Dans cette interview accordée à votre quotidien en ligne, à la veille de la journée du 13 janvier, marquant le début d’actes de désobéissance civile, à l’appel du Fndc, contre le changement constitutionnel, l’ancien Premier ministre, Sidya Touré, par ailleurs, président de l’Union des forces républicaines (UFR), se prononce sur l’actualité sociopolitique du pays, notamment la poursuite des manifestations des opposants au régime en place, les activités de la Commission électorale nationale indépendante (CENI), l’affaire Elie Kamano, entre autres. Lisez :

Guinéenews.org : Monsieur Sidya Touré, vous êtes président de l’Union des Forces Républicaines (UFR), vous êtes de ceux qui prônent le respect des lois et des institutions de la République de Guinée. Vous êtes également de ceux qui exigent un fichier propre avant de prendre part aux élections. Cependant la CENI continue de dérouler son calendrier, en dépit de vos marches. Qu’en dites-vous ?

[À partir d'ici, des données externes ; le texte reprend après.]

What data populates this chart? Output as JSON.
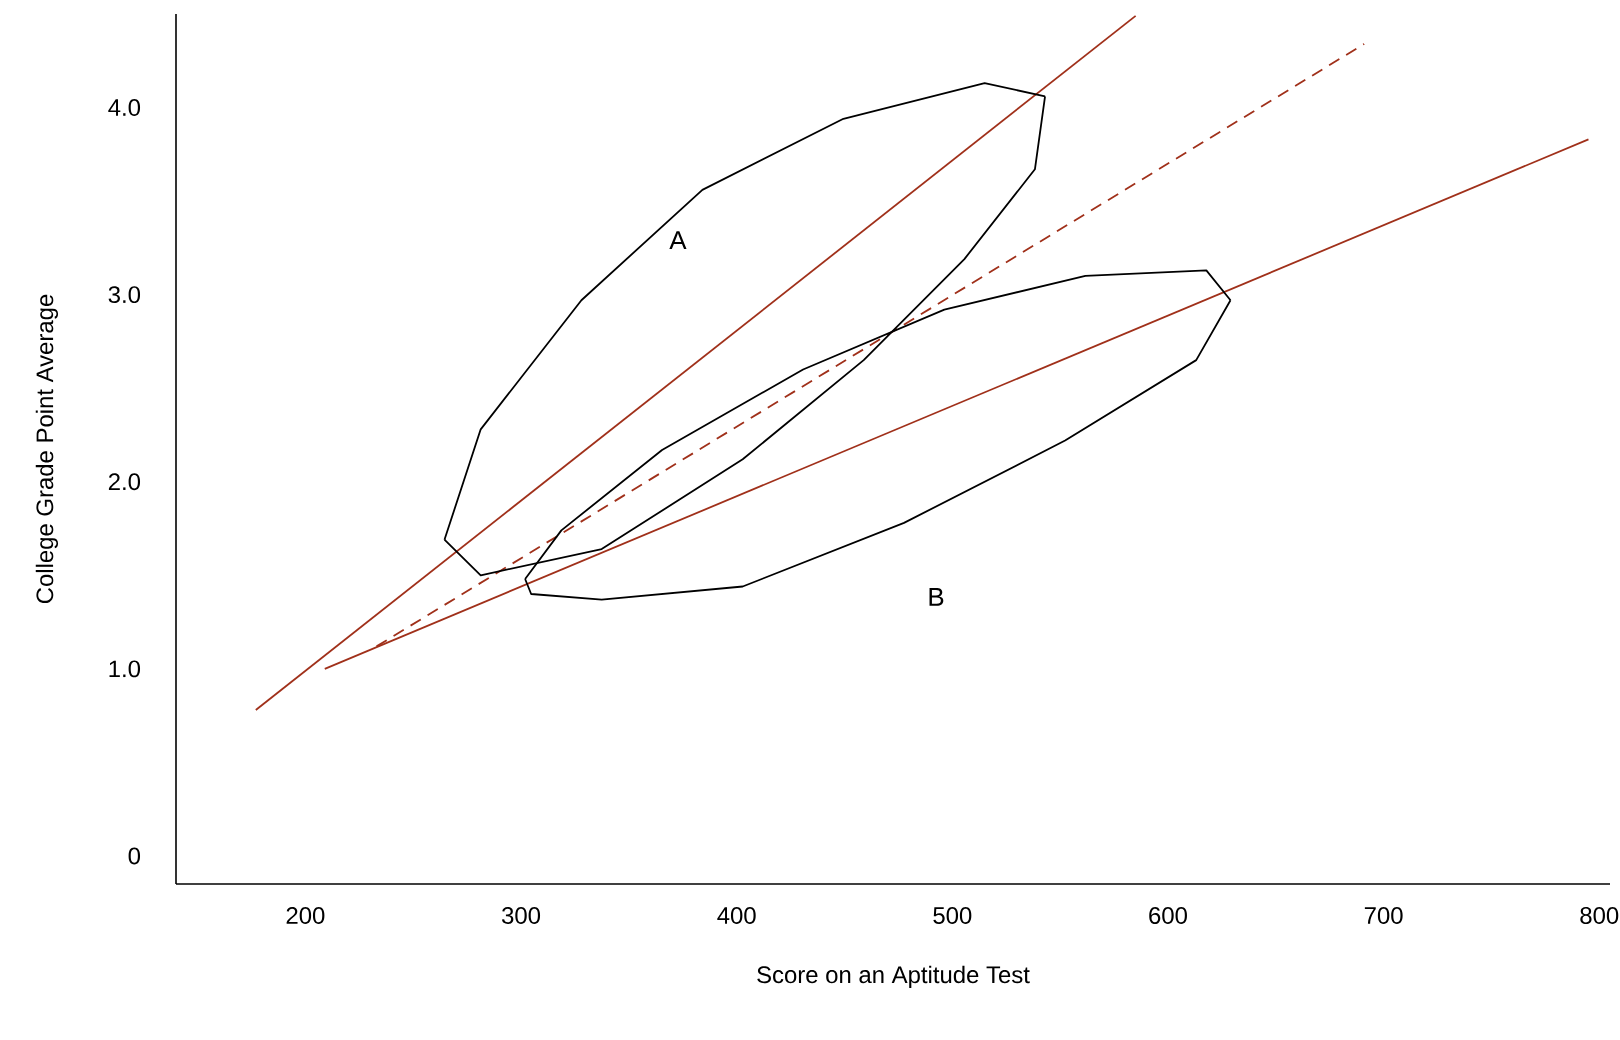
{
  "chart_data": {
    "type": "line",
    "xlabel": "Score on an Aptitude Test",
    "ylabel": "College Grade Point Average",
    "xlim": [
      140,
      805
    ],
    "ylim": [
      -0.15,
      4.5
    ],
    "xticks": [
      200,
      300,
      400,
      500,
      600,
      700,
      800
    ],
    "yticks": [
      0,
      {
        "value": 1,
        "label": "1.0"
      },
      {
        "value": 2,
        "label": "2.0"
      },
      {
        "value": 3,
        "label": "3.0"
      },
      {
        "value": 4,
        "label": "4.0"
      }
    ],
    "grid": false,
    "marker": "none",
    "series": [
      {
        "color": "#a0301a",
        "line_style": "solid",
        "x": [
          177,
          585
        ],
        "values": [
          0.78,
          4.49
        ]
      },
      {
        "color": "#a0301a",
        "line_style": "dashed",
        "x": [
          233,
          691
        ],
        "values": [
          1.12,
          4.34
        ]
      },
      {
        "color": "#a0301a",
        "line_style": "solid",
        "x": [
          209,
          795
        ],
        "values": [
          1.0,
          3.83
        ]
      },
      {
        "color": "#000000",
        "line_style": "solid",
        "x": [
          264.5,
          281.3,
          328.0,
          384.1,
          449.5,
          515.0,
          543.0
        ],
        "values": [
          1.69,
          2.28,
          2.97,
          3.56,
          3.94,
          4.13,
          4.06
        ]
      },
      {
        "color": "#000000",
        "line_style": "solid",
        "x": [
          264.5,
          281.3,
          337.4,
          402.8,
          458.9,
          505.6,
          538.3,
          543.0
        ],
        "values": [
          1.69,
          1.5,
          1.64,
          2.12,
          2.65,
          3.19,
          3.67,
          4.06
        ]
      },
      {
        "color": "#000000",
        "line_style": "solid",
        "x": [
          301.9,
          318.7,
          365.4,
          430.8,
          496.3,
          561.7,
          617.8,
          629.0
        ],
        "values": [
          1.48,
          1.74,
          2.17,
          2.6,
          2.92,
          3.1,
          3.13,
          2.97
        ]
      },
      {
        "color": "#000000",
        "line_style": "solid",
        "x": [
          301.9,
          304.7,
          337.4,
          402.8,
          477.6,
          552.3,
          613.1,
          629.0
        ],
        "values": [
          1.48,
          1.4,
          1.37,
          1.44,
          1.78,
          2.22,
          2.65,
          2.97
        ]
      }
    ],
    "annotations": [
      "A",
      "B"
    ]
  }
}
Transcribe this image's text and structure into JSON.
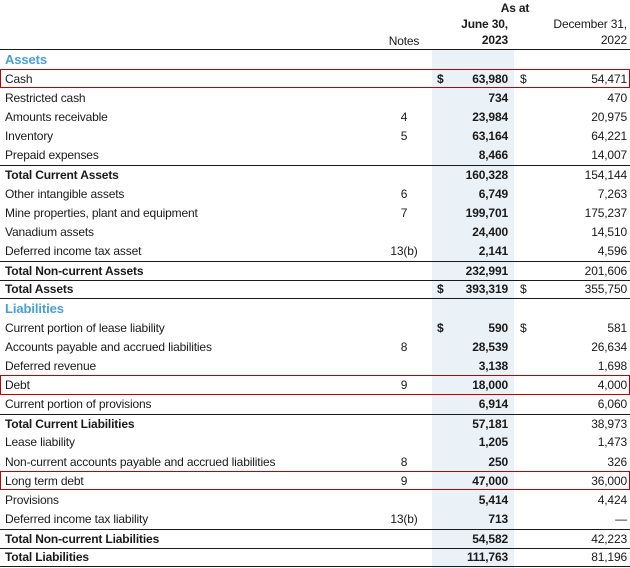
{
  "document": {
    "header": {
      "as_at": "As at",
      "notes_label": "Notes",
      "col_2023": {
        "line1": "June 30,",
        "line2": "2023"
      },
      "col_2022": {
        "line1": "December 31,",
        "line2": "2022"
      }
    },
    "colors": {
      "accent_blue": "#4AA0D5",
      "column_shade": "#EAF1F7",
      "highlight_red": "#C00000",
      "ink": "#1A1A1A",
      "rule": "#1A1A1A"
    },
    "rows": [
      {
        "type": "section",
        "label": "Assets"
      },
      {
        "type": "item",
        "label": "Cash",
        "cur1": "$",
        "v1": "63,980",
        "cur2": "$",
        "v2": "54,471",
        "highlight": true
      },
      {
        "type": "item",
        "label": "Restricted cash",
        "v1": "734",
        "v2": "470"
      },
      {
        "type": "item",
        "label": "Amounts receivable",
        "note": "4",
        "v1": "23,984",
        "v2": "20,975"
      },
      {
        "type": "item",
        "label": "Inventory",
        "note": "5",
        "v1": "63,164",
        "v2": "64,221"
      },
      {
        "type": "item",
        "label": "Prepaid expenses",
        "v1": "8,466",
        "v2": "14,007"
      },
      {
        "type": "total",
        "label": "Total Current Assets",
        "v1": "160,328",
        "v2": "154,144",
        "border_top": true
      },
      {
        "type": "item",
        "label": "Other intangible assets",
        "note": "6",
        "v1": "6,749",
        "v2": "7,263"
      },
      {
        "type": "item",
        "label": "Mine properties, plant and equipment",
        "note": "7",
        "v1": "199,701",
        "v2": "175,237"
      },
      {
        "type": "item",
        "label": "Vanadium assets",
        "v1": "24,400",
        "v2": "14,510"
      },
      {
        "type": "item",
        "label": "Deferred income tax asset",
        "note": "13(b)",
        "v1": "2,141",
        "v2": "4,596"
      },
      {
        "type": "total",
        "label": "Total Non-current Assets",
        "v1": "232,991",
        "v2": "201,606",
        "border_top": true
      },
      {
        "type": "total",
        "label": "Total Assets",
        "cur1": "$",
        "v1": "393,319",
        "cur2": "$",
        "v2": "355,750",
        "border_top": true,
        "border_bottom": true
      },
      {
        "type": "section",
        "label": "Liabilities"
      },
      {
        "type": "item",
        "label": "Current portion of lease liability",
        "cur1": "$",
        "v1": "590",
        "cur2": "$",
        "v2": "581"
      },
      {
        "type": "item",
        "label": "Accounts payable and accrued liabilities",
        "note": "8",
        "v1": "28,539",
        "v2": "26,634"
      },
      {
        "type": "item",
        "label": "Deferred revenue",
        "v1": "3,138",
        "v2": "1,698"
      },
      {
        "type": "item",
        "label": "Debt",
        "note": "9",
        "v1": "18,000",
        "v2": "4,000",
        "highlight": true
      },
      {
        "type": "item",
        "label": "Current portion of provisions",
        "v1": "6,914",
        "v2": "6,060"
      },
      {
        "type": "total",
        "label": "Total Current Liabilities",
        "v1": "57,181",
        "v2": "38,973",
        "border_top": true
      },
      {
        "type": "item",
        "label": "Lease liability",
        "v1": "1,205",
        "v2": "1,473"
      },
      {
        "type": "item",
        "label": "Non-current accounts payable and accrued liabilities",
        "note": "8",
        "v1": "250",
        "v2": "326"
      },
      {
        "type": "item",
        "label": "Long term debt",
        "note": "9",
        "v1": "47,000",
        "v2": "36,000",
        "highlight": true
      },
      {
        "type": "item",
        "label": "Provisions",
        "v1": "5,414",
        "v2": "4,424"
      },
      {
        "type": "item",
        "label": "Deferred income tax liability",
        "note": "13(b)",
        "v1": "713",
        "v2": "—"
      },
      {
        "type": "total",
        "label": "Total Non-current Liabilities",
        "v1": "54,582",
        "v2": "42,223",
        "border_top": true
      },
      {
        "type": "total",
        "label": "Total Liabilities",
        "v1": "111,763",
        "v2": "81,196",
        "border_top": true,
        "border_bottom": true
      }
    ]
  }
}
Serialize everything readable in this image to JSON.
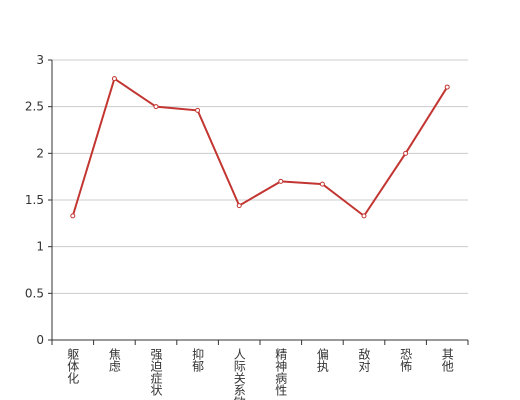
{
  "chart_data": {
    "type": "line",
    "categories": [
      "躯体化",
      "焦虑",
      "强迫症状",
      "抑郁",
      "人际关系敏感",
      "精神病性",
      "偏执",
      "敌对",
      "恐怖",
      "其他"
    ],
    "values": [
      1.33,
      2.8,
      2.5,
      2.46,
      1.44,
      1.7,
      1.67,
      1.33,
      2.0,
      2.71
    ],
    "color": "#c23531",
    "ylim": [
      0,
      3
    ],
    "yticks": [
      0,
      0.5,
      1,
      1.5,
      2,
      2.5,
      3
    ],
    "grid": true
  }
}
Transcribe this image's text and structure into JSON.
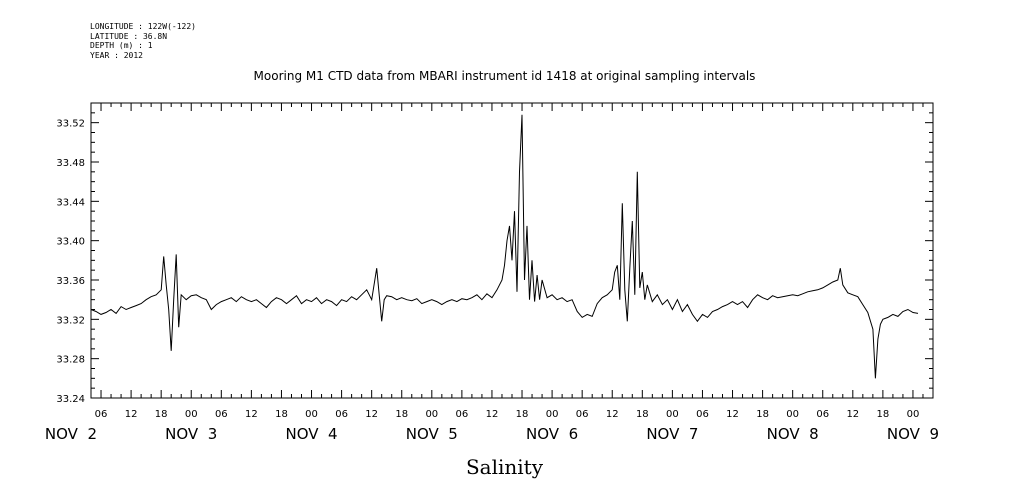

Sidya Touré : je crois que nous avons déjà qualifié ces futures élections, si on peut les appeler comme ça. Nous avions, l’année dernière, le résultat de l’audit du fichier de la République de Guinée. Sur 6 millions d’électeurs, on avait 3 millions qui n’étaient pas dédoublonnés. Il y avait 1 million 574 mille qui n’avaient pas d’empreinte digitale. Donc il était très clair que les 6 millions que nous avions sur le fichier ne correspondent pas à la réalité du nombre d’électeurs en République de Guinée. C’est pour cela qu’on a décidé que tout le monde puisse passer devant les machines pour que ceux qui existent soient reconnus, ceux qui n’existent pas s’inscrivent et ceux qui ne viennent pas soient considérés comme n’étant pas dignes d’y figurer. Ce, à quoi nous assistons aujourd’hui, c’est tout le contraire de cela, à savoir un fichier qui est bâti sur des principes qui n’ont été respectés à aucun niveau. Vingt-cinq jours pour faire un recensement alors que la loi en prévoit 92 chaque année. Et cela faisait 5 ans qu’on n’avait pas fait de recensement. Donc nous estimons que ce qu’on vient de faire, le fichier qui va sortir de là ne corresponde pas à l’électorat guinéen, c’est un fichier manipulé auquel nous ne pouvons pas souscrire.

Guinéenews.org : Malgré tout ce que vous dites, la CENI maintient le cap. Elle a même publié un chiffre d’un peu plus de 8 millions d’électeurs. Qu’en dites-vous ?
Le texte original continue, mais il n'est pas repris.